Asked what the reporters got wrong, Brewer Lane said they took her quotes and “put a negative connotation on it.”
“They spun it to where it appeared negative. I did not have a negative experience with Donald Trump, and I don’t appreciate them making it look like that I was saying that it was a negative experience because it was not,” Brewer Lane said. Read the rest of her rebuttal here.
As for Trump’s likely November opponent, Democrat Hillary Clinton (whom the FBI director himself, James Comey, says is “under investigation,” not under a “security review”) there are no plans in his camp to treat her with kid gloves. The very same New York Times notes that there is “little” that will be off-limits for Trump:
Donald J. Trump plans to throw Bill Clinton’s infidelities in Hillary Clinton’s face on live television during the presidential debates this fall, questioning whether she enabled his behavior and sought to discredit the women involved.
Mr. Trump will try to hold her accountable for security lapses at the American consulate in Benghazi, Libya, and for the death of Ambassador J. Christopher Stevens there. And he intends to portray Mrs. Clinton as fundamentally corrupt, invoking everything from her cattle futures trades in the late 1970s to the federal investigation into her email practices as secretary of state.

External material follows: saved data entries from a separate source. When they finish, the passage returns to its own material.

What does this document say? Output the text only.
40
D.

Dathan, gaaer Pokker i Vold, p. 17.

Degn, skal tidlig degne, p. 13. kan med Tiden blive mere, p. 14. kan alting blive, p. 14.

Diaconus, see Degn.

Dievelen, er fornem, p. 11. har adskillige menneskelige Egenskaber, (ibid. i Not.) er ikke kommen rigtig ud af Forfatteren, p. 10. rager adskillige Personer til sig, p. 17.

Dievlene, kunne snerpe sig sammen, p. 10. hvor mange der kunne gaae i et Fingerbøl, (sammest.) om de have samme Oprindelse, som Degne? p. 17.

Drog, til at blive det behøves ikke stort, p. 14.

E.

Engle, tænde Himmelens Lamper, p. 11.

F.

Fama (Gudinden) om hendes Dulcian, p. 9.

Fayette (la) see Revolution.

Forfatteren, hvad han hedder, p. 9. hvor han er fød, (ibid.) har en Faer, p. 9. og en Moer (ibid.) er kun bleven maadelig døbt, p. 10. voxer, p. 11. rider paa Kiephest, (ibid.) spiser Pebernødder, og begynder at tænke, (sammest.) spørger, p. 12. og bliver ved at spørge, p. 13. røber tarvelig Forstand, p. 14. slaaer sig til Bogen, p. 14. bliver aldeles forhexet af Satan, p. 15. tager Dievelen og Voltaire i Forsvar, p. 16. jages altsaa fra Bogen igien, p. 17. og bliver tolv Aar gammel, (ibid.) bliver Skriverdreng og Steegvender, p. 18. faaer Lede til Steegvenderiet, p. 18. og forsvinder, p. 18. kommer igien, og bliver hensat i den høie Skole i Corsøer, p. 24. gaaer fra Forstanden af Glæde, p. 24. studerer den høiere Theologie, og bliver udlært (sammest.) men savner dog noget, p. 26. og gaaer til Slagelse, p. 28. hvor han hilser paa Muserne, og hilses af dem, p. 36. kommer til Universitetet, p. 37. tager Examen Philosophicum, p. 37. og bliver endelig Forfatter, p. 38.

If Trump really does stick to this strategy, expect his polling numbers to spike, for it will be the first time millions of Americans will have witnessed someone actually holding any Clinton to account. Read The New York Times’ full story here.
Next up, from The Wall Street Journal, entrepreneurs and would-be, wannabe entrepreneurs, should definitely pull the lever for Trump in November:
The rise of Donald Trump has exposed a deep chasm in America between the haves and have-nots. I could go on, but you have probably read that story by now. You’ve also likely read about conservatives who think that stopping Mr. Trump is the only way to save their cause. I’m here to explain why they couldn’t be more wrong. What principled conservatives fail to understand is how the nation would benefit from putting a right-leaning entrepreneur in the White House.
I too began the primary cycle as a critic of Donald Trump. I’ve never come across a candidate who perfectly matched my philosophical fingerprint—have you ever found such a match?—but I am a Republican because the party best represents the ideals of human liberty and economic empowerment that fuel the American dream. Mr. Trump shares those values.
Here are four things that the movement from the right to stop Donald Trump is missing…
Read them, here.
Finally today, they may be coming along kicking and screaming, but the GOP establishment seems to be warming to Trump as their inevitable candidate this fall. Per RealClearPolitics:
Donald Trump’s much anticipated meeting with GOP officials in Washington Thursday attracted a circus: hordes of reporters, dozens of protesters (including one in a giant papier-mache Trump head), a motorcade of black Suburbans, and cable news crews, staked out in alleys, hoping to snag someone important.